Понедельник 23 ноября, день святого Климента, папы и мученика,

и прочих из мартиролога,

Канун дня святого Хрисогона, мученика, и иже с ним,

Между десятью часами с половиною утра примерно до полуночи

и получаса,

О Г О Н Ь.

Бог Авраама, Бог Исаака, Бог Иакова,

А не Философов и Мудрецов.

Уверенность, Уверенность, Любовь, Радость, Мир[151].

. . . . . . . . . . . . . . . . . . . . . . . . . . . . . . . . . . .

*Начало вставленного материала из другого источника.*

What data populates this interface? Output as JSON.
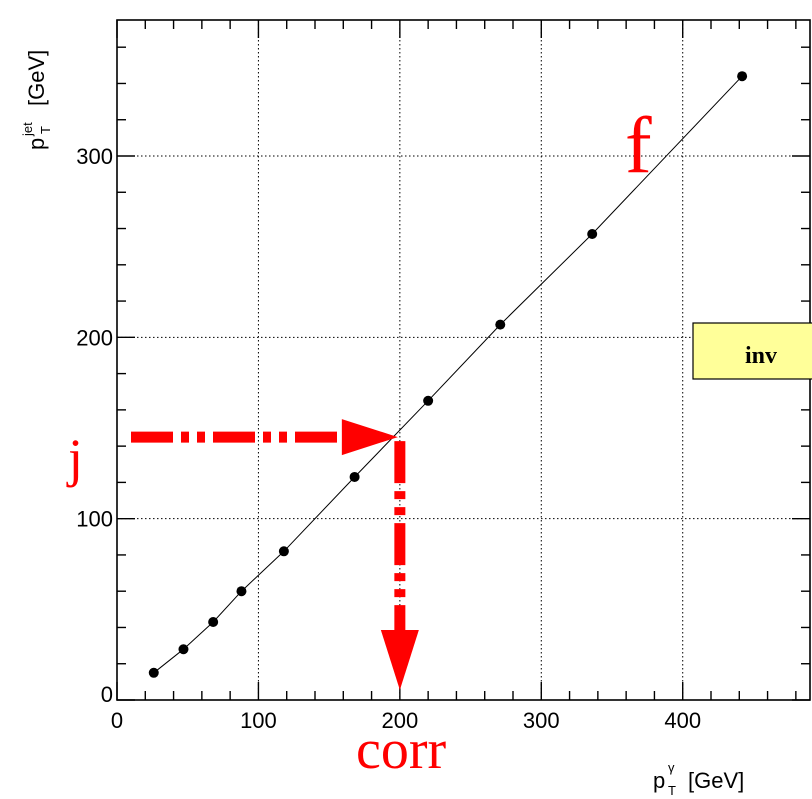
{
  "chart_data": {
    "type": "scatter",
    "title": "",
    "xlabel": "p_T^γ [GeV]",
    "ylabel": "p_T^jet [GeV]",
    "xlabel_main": "p",
    "xlabel_sup": "γ",
    "xlabel_sub": "T",
    "xlabel_unit": "[GeV]",
    "ylabel_main": "p",
    "ylabel_sup": "jet",
    "ylabel_sub": "T",
    "ylabel_unit": "[GeV]",
    "xlim": [
      0,
      490
    ],
    "ylim": [
      0,
      375
    ],
    "grid": true,
    "x_ticks": [
      0,
      100,
      200,
      300,
      400
    ],
    "x_tick_labels": [
      "0",
      "100",
      "200",
      "300",
      "400"
    ],
    "y_ticks": [
      0,
      100,
      200,
      300
    ],
    "y_tick_labels": [
      "0",
      "100",
      "200",
      "300"
    ],
    "series": [
      {
        "x": [
          26,
          47,
          68,
          88,
          118,
          168,
          220,
          271,
          336,
          442
        ],
        "y": [
          15,
          28,
          43,
          60,
          82,
          123,
          165,
          207,
          257,
          344
        ]
      }
    ],
    "fit_curve": {
      "x": [
        26,
        47,
        68,
        88,
        118,
        168,
        220,
        271,
        336,
        442
      ],
      "y": [
        15,
        28,
        43,
        60,
        82,
        123,
        165,
        207,
        257,
        344
      ]
    },
    "annotations": {
      "f_label": "f",
      "j_label": "j",
      "corr_label": "corr",
      "legend_text": "inv",
      "arrow_point": {
        "x": 200,
        "y": 145
      },
      "arrow_color": "#ff0000",
      "legend_fill": "#ffff99"
    }
  }
}
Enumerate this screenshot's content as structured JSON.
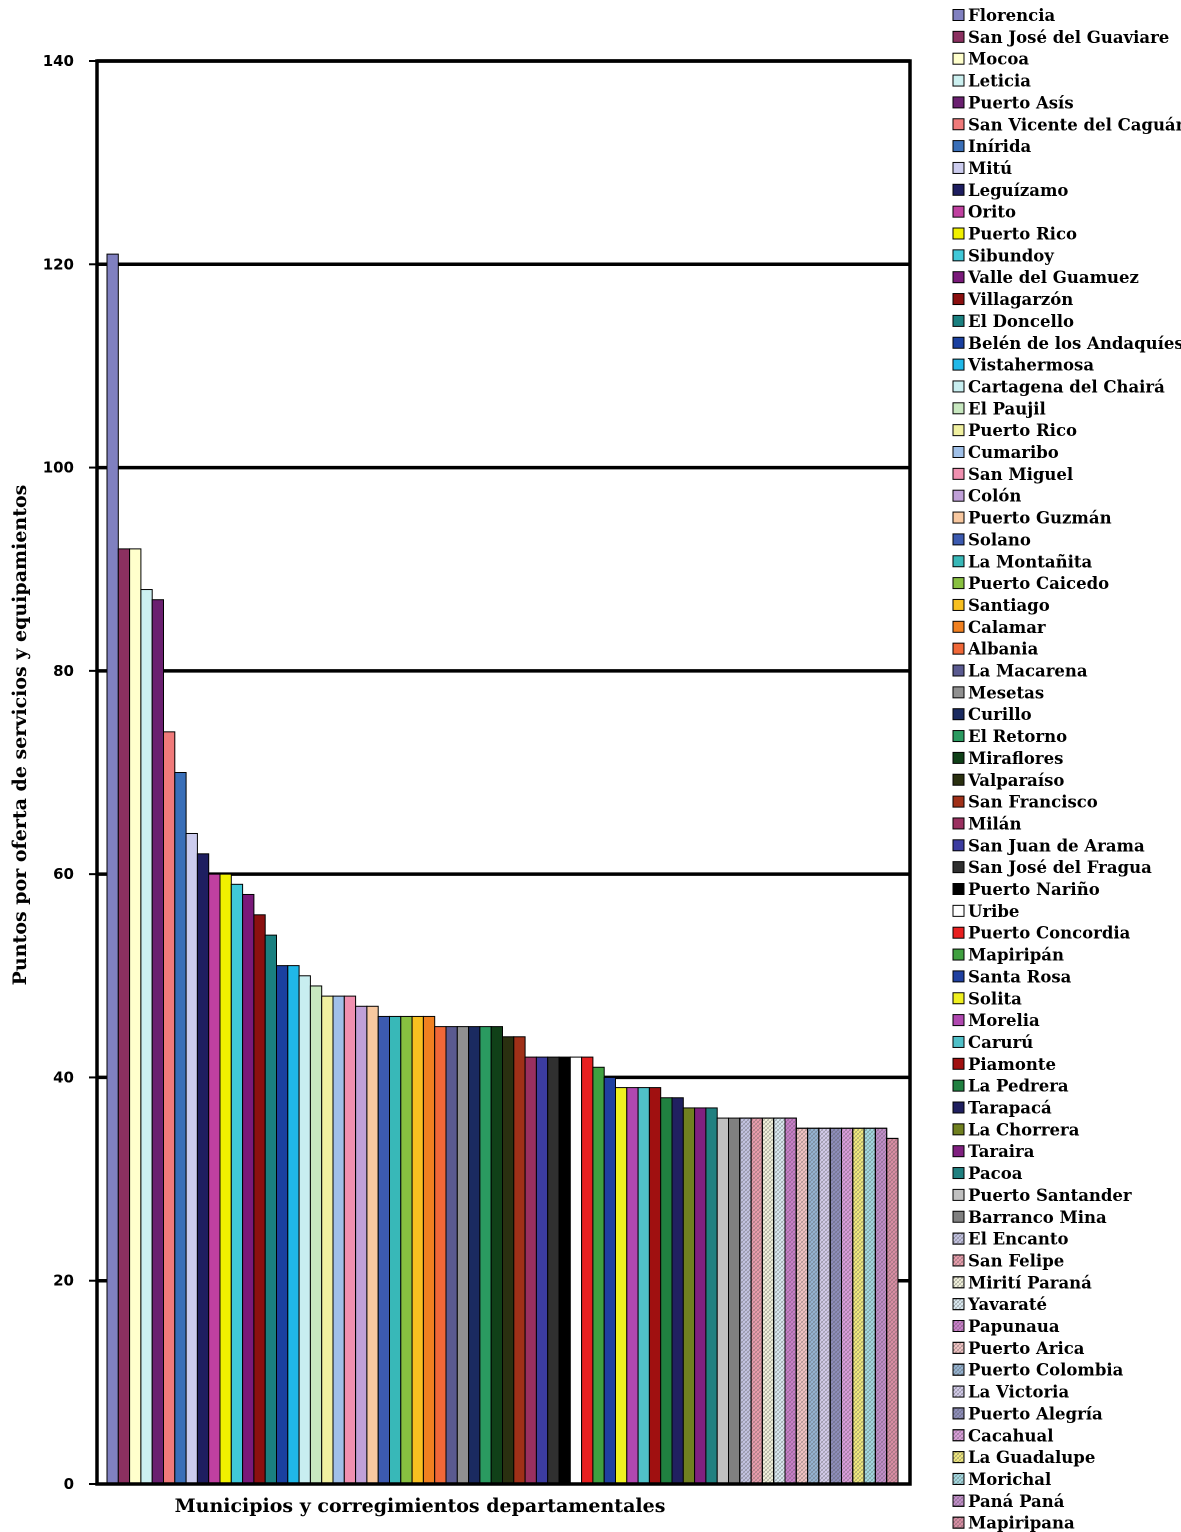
{
  "chart_data": {
    "type": "bar",
    "title": "",
    "xlabel": "Municipios y corregimientos departamentales",
    "ylabel": "Puntos por oferta de servicios y equipamientos",
    "ylim": [
      0,
      140
    ],
    "yticks": [
      0,
      20,
      40,
      60,
      80,
      100,
      120,
      140
    ],
    "grid": true,
    "legend_position": "right",
    "categories": [
      "Florencia",
      "San José del Guaviare",
      "Mocoa",
      "Leticia",
      "Puerto Asís",
      "San Vicente del Caguán",
      "Inírida",
      "Mitú",
      "Leguízamo",
      "Orito",
      "Puerto Rico",
      "Sibundoy",
      "Valle del Guamuez",
      "Villagarzón",
      "El Doncello",
      "Belén de los Andaquíes",
      "Vistahermosa",
      "Cartagena del Chairá",
      "El Paujil",
      "Puerto Rico",
      "Cumaribo",
      "San Miguel",
      "Colón",
      "Puerto Guzmán",
      "Solano",
      "La Montañita",
      "Puerto Caicedo",
      "Santiago",
      "Calamar",
      "Albania",
      "La Macarena",
      "Mesetas",
      "Curillo",
      "El Retorno",
      "Miraflores",
      "Valparaíso",
      "San Francisco",
      "Milán",
      "San Juan de Arama",
      "San José del Fragua",
      "Puerto Nariño",
      "Uribe",
      "Puerto Concordia",
      "Mapiripán",
      "Santa Rosa",
      "Solita",
      "Morelia",
      "Carurú",
      "Piamonte",
      "La Pedrera",
      "Tarapacá",
      "La Chorrera",
      "Taraira",
      "Pacoa",
      "Puerto Santander",
      "Barranco Mina",
      "El Encanto",
      "San Felipe",
      "Mirití Paraná",
      "Yavaraté",
      "Papunaua",
      "Puerto Arica",
      "Puerto Colombia",
      "La Victoria",
      "Puerto Alegría",
      "Cacahual",
      "La Guadalupe",
      "Morichal",
      "Paná Paná",
      "Mapiripana"
    ],
    "values": [
      121,
      92,
      92,
      88,
      87,
      74,
      70,
      64,
      62,
      60,
      60,
      59,
      58,
      56,
      54,
      51,
      51,
      50,
      49,
      48,
      48,
      48,
      47,
      47,
      46,
      46,
      46,
      46,
      46,
      45,
      45,
      45,
      45,
      45,
      45,
      44,
      44,
      42,
      42,
      42,
      42,
      42,
      42,
      41,
      40,
      39,
      39,
      39,
      39,
      38,
      38,
      37,
      37,
      37,
      36,
      36,
      36,
      36,
      36,
      36,
      36,
      35,
      35,
      35,
      35,
      35,
      35,
      35,
      35,
      34
    ],
    "colors": [
      "#8080c0",
      "#8b3060",
      "#ffffcc",
      "#ccf0f0",
      "#6a2070",
      "#f07a7a",
      "#3a6fb8",
      "#ccccee",
      "#1e1e60",
      "#c040a0",
      "#f0f000",
      "#40c8d8",
      "#7a1a7a",
      "#8b1010",
      "#1a8080",
      "#1a40a0",
      "#20b8e8",
      "#c8eef0",
      "#c8e8c0",
      "#f0f0a0",
      "#a0c0e8",
      "#f090b0",
      "#c0a0d8",
      "#f8c8a0",
      "#3c5ab0",
      "#38b8b8",
      "#88c040",
      "#f8c020",
      "#f08020",
      "#f06838",
      "#5a5a90",
      "#909090",
      "#1a2a60",
      "#2a9a60",
      "#104018",
      "#2a3010",
      "#a03018",
      "#9a3060",
      "#3c3ca0",
      "#303030",
      "#000000",
      "#ffffff",
      "#e82020",
      "#40a040",
      "#2040a0",
      "#f0f020",
      "#b048b0",
      "#50c0c8",
      "#a01010",
      "#208040",
      "#202060",
      "#708020",
      "#802080",
      "#208080",
      "#c0c0c0",
      "#808080",
      "#c8c8e8",
      "#f0a0b0",
      "#f8f8e0",
      "#e0f0f8",
      "#d080d0",
      "#f8c8c8",
      "#98b8d8",
      "#d8d0f0",
      "#9090c0",
      "#e0a0e0",
      "#f8f080",
      "#a8e0e8",
      "#c890d0",
      "#e090a8"
    ],
    "patterns": [
      false,
      false,
      false,
      false,
      false,
      false,
      false,
      false,
      false,
      false,
      false,
      false,
      false,
      false,
      false,
      false,
      false,
      false,
      false,
      false,
      false,
      false,
      false,
      false,
      false,
      false,
      false,
      false,
      false,
      false,
      false,
      false,
      false,
      false,
      false,
      false,
      false,
      false,
      false,
      false,
      false,
      false,
      false,
      false,
      false,
      false,
      false,
      false,
      false,
      false,
      false,
      false,
      false,
      false,
      false,
      false,
      true,
      true,
      true,
      true,
      true,
      true,
      true,
      true,
      true,
      true,
      true,
      true,
      true,
      true
    ]
  }
}
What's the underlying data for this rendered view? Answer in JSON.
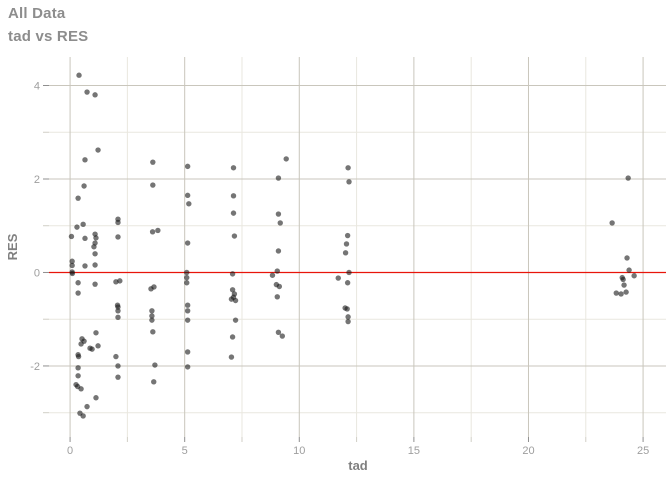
{
  "header": {
    "title": "All Data",
    "subtitle": "tad vs RES"
  },
  "axis": {
    "x_title": "tad",
    "y_title": "RES"
  },
  "colors": {
    "background": "#ffffff",
    "title_text": "#8d8d8d",
    "tick_label": "#9e9e9e",
    "axis_title": "#808080",
    "grid_major": "#c9c6bc",
    "grid_minor": "#e9e7df",
    "tick_major": "#8f8f8f",
    "tick_minor": "#d0cec6",
    "refline": "#e8150b",
    "point": "rgba(25,25,25,0.60)"
  },
  "chart_data": {
    "type": "scatter",
    "title": "All Data",
    "subtitle": "tad vs RES",
    "xlabel": "tad",
    "ylabel": "RES",
    "xlim": [
      -0.92,
      26.0
    ],
    "ylim": [
      -3.52,
      4.61
    ],
    "x_ticks_major": [
      0,
      5,
      10,
      15,
      20,
      25
    ],
    "x_ticks_minor": [
      2.5,
      7.5,
      12.5,
      17.5,
      22.5
    ],
    "y_ticks_major": [
      4,
      2,
      0,
      -2
    ],
    "y_ticks_minor": [
      3,
      1,
      -1,
      -3
    ],
    "grid": true,
    "legend_position": "none",
    "refline_y": 0,
    "points": [
      [
        0.06,
        0.77
      ],
      [
        0.09,
        0.24
      ],
      [
        0.09,
        0.15
      ],
      [
        0.09,
        0.01
      ],
      [
        0.1,
        -0.02
      ],
      [
        0.39,
        4.22
      ],
      [
        0.74,
        3.86
      ],
      [
        1.09,
        3.8
      ],
      [
        1.22,
        2.62
      ],
      [
        0.65,
        2.41
      ],
      [
        0.61,
        1.85
      ],
      [
        0.35,
        1.59
      ],
      [
        0.3,
        0.97
      ],
      [
        0.57,
        1.03
      ],
      [
        0.65,
        0.73
      ],
      [
        0.65,
        0.14
      ],
      [
        0.35,
        -0.22
      ],
      [
        0.35,
        -0.44
      ],
      [
        0.52,
        -1.42
      ],
      [
        0.61,
        -1.47
      ],
      [
        0.48,
        -1.53
      ],
      [
        0.87,
        -1.62
      ],
      [
        0.96,
        -1.64
      ],
      [
        0.35,
        -1.76
      ],
      [
        0.37,
        -1.8
      ],
      [
        0.35,
        -2.04
      ],
      [
        0.35,
        -2.21
      ],
      [
        0.26,
        -2.4
      ],
      [
        0.33,
        -2.44
      ],
      [
        0.48,
        -2.49
      ],
      [
        0.74,
        -2.87
      ],
      [
        0.43,
        -3.01
      ],
      [
        0.57,
        -3.07
      ],
      [
        1.09,
        0.82
      ],
      [
        1.13,
        0.74
      ],
      [
        1.09,
        0.63
      ],
      [
        1.04,
        0.55
      ],
      [
        1.09,
        0.4
      ],
      [
        1.09,
        0.16
      ],
      [
        1.09,
        -0.25
      ],
      [
        1.13,
        -1.29
      ],
      [
        1.22,
        -1.57
      ],
      [
        1.13,
        -2.68
      ],
      [
        2.09,
        1.14
      ],
      [
        2.09,
        1.07
      ],
      [
        2.09,
        0.76
      ],
      [
        2.0,
        -0.2
      ],
      [
        2.17,
        -0.18
      ],
      [
        2.07,
        -0.7
      ],
      [
        2.09,
        -0.74
      ],
      [
        2.09,
        -0.82
      ],
      [
        2.09,
        -0.96
      ],
      [
        2.0,
        -1.8
      ],
      [
        2.09,
        -2.0
      ],
      [
        2.09,
        -2.24
      ],
      [
        3.61,
        2.36
      ],
      [
        3.61,
        1.87
      ],
      [
        3.6,
        0.87
      ],
      [
        3.83,
        0.9
      ],
      [
        3.66,
        -0.31
      ],
      [
        3.53,
        -0.35
      ],
      [
        3.57,
        -0.82
      ],
      [
        3.57,
        -0.93
      ],
      [
        3.57,
        -1.02
      ],
      [
        3.61,
        -1.27
      ],
      [
        3.7,
        -1.98
      ],
      [
        3.65,
        -2.34
      ],
      [
        5.13,
        2.27
      ],
      [
        5.13,
        1.65
      ],
      [
        5.18,
        1.47
      ],
      [
        5.13,
        0.63
      ],
      [
        5.09,
        0.0
      ],
      [
        5.09,
        -0.11
      ],
      [
        5.09,
        -0.22
      ],
      [
        5.13,
        -0.7
      ],
      [
        5.13,
        -0.82
      ],
      [
        5.13,
        -1.02
      ],
      [
        5.13,
        -1.7
      ],
      [
        5.13,
        -2.02
      ],
      [
        7.13,
        2.24
      ],
      [
        7.13,
        1.64
      ],
      [
        7.13,
        1.27
      ],
      [
        7.17,
        0.78
      ],
      [
        7.09,
        -0.03
      ],
      [
        7.09,
        -0.37
      ],
      [
        7.17,
        -0.46
      ],
      [
        7.04,
        -0.57
      ],
      [
        7.13,
        -0.53
      ],
      [
        7.22,
        -0.6
      ],
      [
        7.22,
        -1.02
      ],
      [
        7.09,
        -1.38
      ],
      [
        7.04,
        -1.81
      ],
      [
        9.43,
        2.43
      ],
      [
        9.09,
        2.02
      ],
      [
        9.09,
        1.25
      ],
      [
        9.17,
        1.06
      ],
      [
        9.09,
        0.46
      ],
      [
        9.04,
        0.03
      ],
      [
        8.83,
        -0.06
      ],
      [
        9.0,
        -0.26
      ],
      [
        9.13,
        -0.3
      ],
      [
        9.04,
        -0.52
      ],
      [
        9.09,
        -1.28
      ],
      [
        9.26,
        -1.36
      ],
      [
        12.13,
        2.24
      ],
      [
        12.17,
        1.94
      ],
      [
        12.11,
        0.79
      ],
      [
        12.06,
        0.61
      ],
      [
        12.02,
        0.42
      ],
      [
        12.17,
        0.0
      ],
      [
        11.7,
        -0.12
      ],
      [
        12.11,
        -0.22
      ],
      [
        12.0,
        -0.76
      ],
      [
        12.09,
        -0.78
      ],
      [
        12.13,
        -0.95
      ],
      [
        12.13,
        -1.05
      ],
      [
        23.65,
        1.06
      ],
      [
        24.35,
        2.02
      ],
      [
        24.3,
        0.31
      ],
      [
        24.39,
        0.05
      ],
      [
        24.61,
        -0.07
      ],
      [
        24.09,
        -0.11
      ],
      [
        24.13,
        -0.15
      ],
      [
        24.17,
        -0.27
      ],
      [
        24.26,
        -0.42
      ],
      [
        23.83,
        -0.44
      ],
      [
        24.04,
        -0.46
      ]
    ]
  }
}
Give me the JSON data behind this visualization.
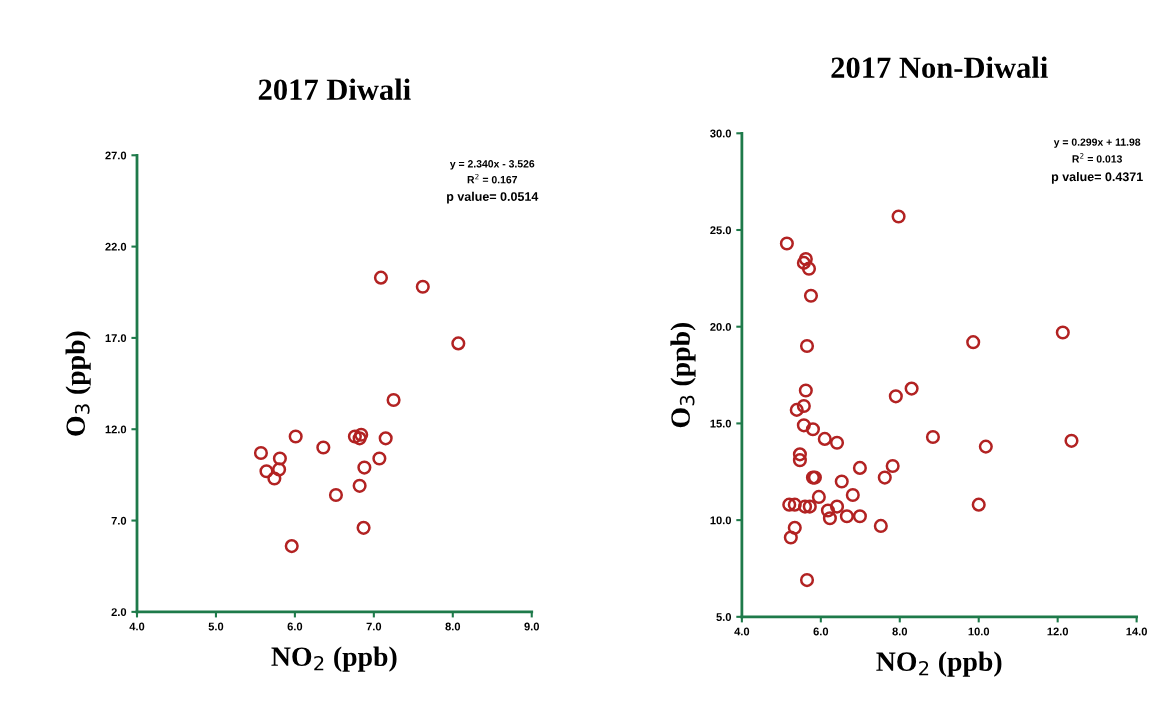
{
  "chart_data": [
    {
      "type": "scatter",
      "title": "2017 Diwali",
      "xlabel": "NO$_{2}$ (ppb)",
      "ylabel": "O$_{3}$ (ppb)",
      "annotations": [
        "y = 2.340x - 3.526",
        "R$^{2}$ = 0.167",
        "p value= 0.0514"
      ],
      "marker": "circle",
      "grid": false,
      "legend": false,
      "xlim": [
        4,
        9
      ],
      "xticks": [
        {
          "value": 4,
          "label": "4.0"
        },
        {
          "value": 5,
          "label": "5.0"
        },
        {
          "value": 6,
          "label": "6.0"
        },
        {
          "value": 7,
          "label": "7.0"
        },
        {
          "value": 8,
          "label": "8.0"
        },
        {
          "value": 9,
          "label": "9.0"
        }
      ],
      "ylim": [
        2,
        27
      ],
      "yticks": [
        {
          "value": 2,
          "label": "2.0"
        },
        {
          "value": 7,
          "label": "7.0"
        },
        {
          "value": 12,
          "label": "12.0"
        },
        {
          "value": 17,
          "label": "17.0"
        },
        {
          "value": 22,
          "label": "22.0"
        },
        {
          "value": 27,
          "label": "27.0"
        }
      ],
      "series": [
        {
          "color": "#b22222",
          "x": [
            7.09,
            7.62,
            8.07,
            7.25,
            6.01,
            6.76,
            6.82,
            6.84,
            7.15,
            6.36,
            5.57,
            5.81,
            7.07,
            6.88,
            5.64,
            5.8,
            5.74,
            6.82,
            6.52,
            6.87,
            5.96
          ],
          "values": [
            20.3,
            19.8,
            16.7,
            13.6,
            11.6,
            11.6,
            11.5,
            11.7,
            11.5,
            11.0,
            10.7,
            10.4,
            10.4,
            9.9,
            9.7,
            9.8,
            9.3,
            8.9,
            8.4,
            6.6,
            5.6
          ]
        }
      ]
    },
    {
      "type": "scatter",
      "title": "2017 Non-Diwali",
      "xlabel": "NO$_{2}$ (ppb)",
      "ylabel": "O$_{3}$ (ppb)",
      "annotations": [
        "y = 0.299x + 11.98",
        "R$^{2}$ = 0.013",
        "p value= 0.4371"
      ],
      "marker": "circle",
      "grid": false,
      "legend": false,
      "xlim": [
        4,
        14
      ],
      "xticks": [
        {
          "value": 4,
          "label": "4.0"
        },
        {
          "value": 6,
          "label": "6.0"
        },
        {
          "value": 8,
          "label": "8.0"
        },
        {
          "value": 10,
          "label": "10.0"
        },
        {
          "value": 12,
          "label": "12.0"
        },
        {
          "value": 14,
          "label": "14.0"
        }
      ],
      "ylim": [
        5,
        30
      ],
      "yticks": [
        {
          "value": 5,
          "label": "5.0"
        },
        {
          "value": 10,
          "label": "10.0"
        },
        {
          "value": 15,
          "label": "15.0"
        },
        {
          "value": 20,
          "label": "20.0"
        },
        {
          "value": 25,
          "label": "25.0"
        },
        {
          "value": 30,
          "label": "30.0"
        }
      ],
      "series": [
        {
          "color": "#b22222",
          "x": [
            7.97,
            5.14,
            5.62,
            5.57,
            5.7,
            5.75,
            5.65,
            5.62,
            7.9,
            8.3,
            5.39,
            5.57,
            5.57,
            5.8,
            6.1,
            6.41,
            8.84,
            10.18,
            5.47,
            5.47,
            5.8,
            5.85,
            6.99,
            7.82,
            7.62,
            6.53,
            5.95,
            6.81,
            5.2,
            5.34,
            5.6,
            5.72,
            6.18,
            6.41,
            6.23,
            6.66,
            6.99,
            7.52,
            10.0,
            5.34,
            5.24,
            5.65,
            9.86,
            12.13,
            12.35
          ],
          "values": [
            25.7,
            24.3,
            23.5,
            23.3,
            23.0,
            21.6,
            19.0,
            16.7,
            16.4,
            16.8,
            15.7,
            15.9,
            14.9,
            14.7,
            14.2,
            14.0,
            14.3,
            13.8,
            13.1,
            13.4,
            12.2,
            12.2,
            12.7,
            12.8,
            12.2,
            12.0,
            11.2,
            11.3,
            10.8,
            10.8,
            10.7,
            10.7,
            10.5,
            10.7,
            10.1,
            10.2,
            10.2,
            9.7,
            10.8,
            9.6,
            9.1,
            6.9,
            19.2,
            19.7,
            14.1
          ]
        }
      ]
    }
  ]
}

Вслед за Мастером мы особо указываем на имя Хрисогона, несомненно, соотносимого Паскалем с Хрисогонией, то есть Происхождением Золота. Это слово (Chrysogonie), согласно словарям Лярусса, Герена и Бешереля, на тайном языке алхимиков означает, в частности, «семя золота, выделенное из раствора этого металла».

Точно так же, как пишет Пор-Рояльский затворник в своей посмертной записи, пишет и Сирано в своём Письме против педанта (Lettre contre un pédant) о восхождении к высшему Ведению:

«Уразумейте, однако, что я познал одну вещь, которую вы не познали вовсе: эта вещь есть Бог»[152].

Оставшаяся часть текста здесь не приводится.